No doubt, you want to conduct a job search while you’re still employed in order to make the transition easier and to prevent down time. The good news is that searching for jobs has become easier than ever via online job boards, Google searches and social media. The bad news is these platforms are public and could lead to word getting back to your employer. However, doing so recklessly puts you in a precarious position, particularly if you’re making it easy for your current employer to discover what you’re up to. In order to avoid unnecessary tension or mistrust at your workplace, it’s important that you take the following careful steps to keep your job search discreet:


Besides possible legal complications, it’s also unethical to conduct your job search when you’re technically on the clock for your current employer.
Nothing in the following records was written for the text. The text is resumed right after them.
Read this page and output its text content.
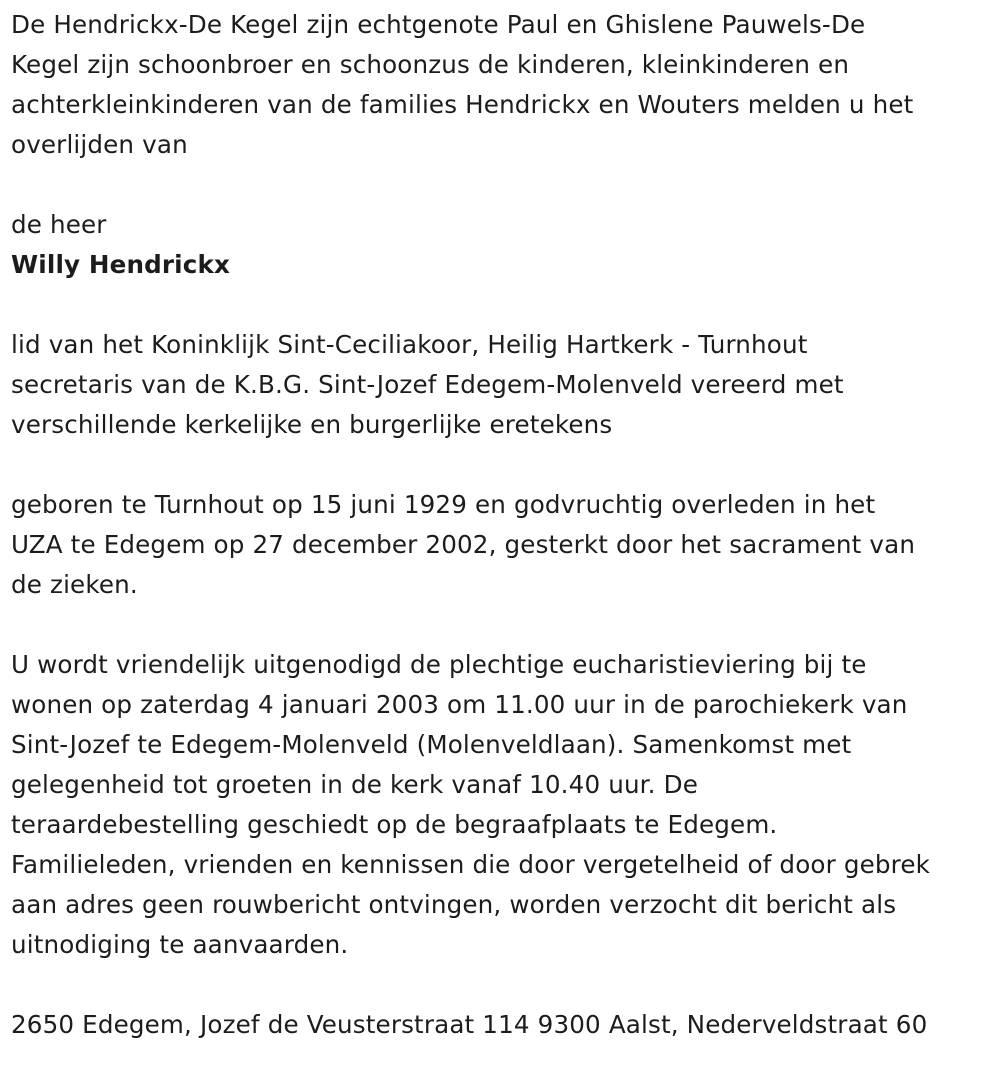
De Hendrickx-De Kegel zijn echtgenote Paul en Ghislene Pauwels-De
Kegel zijn schoonbroer en schoonzus de kinderen, kleinkinderen en
achterkleinkinderen van de families Hendrickx en Wouters melden u het
overlijden van
de heer
Willy Hendrickx
lid van het Koninklijk Sint-Ceciliakoor, Heilig Hartkerk - Turnhout
secretaris van de K.B.G. Sint-Jozef Edegem-Molenveld vereerd met
verschillende kerkelijke en burgerlijke eretekens
geboren te Turnhout op 15 juni 1929 en godvruchtig overleden in het
UZA te Edegem op 27 december 2002, gesterkt door het sacrament van
de zieken.
U wordt vriendelijk uitgenodigd de plechtige eucharistieviering bij te
wonen op zaterdag 4 januari 2003 om 11.00 uur in de parochiekerk van
Sint-Jozef te Edegem-Molenveld (Molenveldlaan). Samenkomst met
gelegenheid tot groeten in de kerk vanaf 10.40 uur. De
teraardebestelling geschiedt op de begraafplaats te Edegem.
Familieleden, vrienden en kennissen die door vergetelheid of door gebrek
aan adres geen rouwbericht ontvingen, worden verzocht dit bericht als
uitnodiging te aanvaarden.
2650 Edegem, Jozef de Veusterstraat 114 9300 Aalst, Nederveldstraat 60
This means no resume updating, interviewing or job board scanning when you’re supposed to be working. Though it may be tempting, especially if you’re disinterested in your current role, try and save the job hunt for nights and weekends.


If you’re unhappy in your current role and you intend to be moving elsewhere in the near future, productivity or clocking in late and clocking out early may raise warning bells for your employer and lead them to suspect that you are looking for work elsewhere. Maintaining your professionalism will also help you later on, when it comes to handing in your resignation, leaving the company on positive terms and ensuring that your receive glowing references. 


If you’re using a job search website, find out what services are available to you, so that you may keep your search confidential. Some sites will let you hide your contact information until an employer decides to get in touch with you for an interview. By this way, you’re still able to take advantage of the service, without having to broadcast the fact that you’re looking to anyone who might be casually browsing the board.


Let’s say that you are logged into your work email when you find the perfect part-time telecommuting position. Without thinking, you apply for the position from your work email. That’s a double negative on two levels. First, your company definitely has access to your email account and can easily read the emails you receive and send. In some instances, you can even be fired for using your work email for something non-work related, such as applying for other jobs. On the other hand, your potential boss won’t look too favorably on your gaffe, either. Even if you are the right candidate for the position, he might assume that you don’t care enough for (or respect) your current job or that you could potentially do the same thing to him if you were hired for the position. Be sure to always check which email you’re logged into before you hit “send” on a job application.


It’s likely that your references are part of your tight-knit network, so let your references know that your job search is confidential. And of course, if you’re trying to keep your job search confidential from your current manager, make sure they aren’t listed as a reference. Instead, provide the names of previous managers as well as a trusted colleague from your current company who is aware of your job search and can speak to your performance. “If a hiring manager insists on a reference directly from your boss, explain that you can provide one at the point of offer,” says Gallo, a career expert.


Lastly, most employers will want to interview you during normal business hours. Don’t sneak off for fake meetings or feign being sick. Fit the interviews into your schedule without cheating your current employer. If your boss tracks your every move, take vacation, explain that you have a personal issue you need to resolve.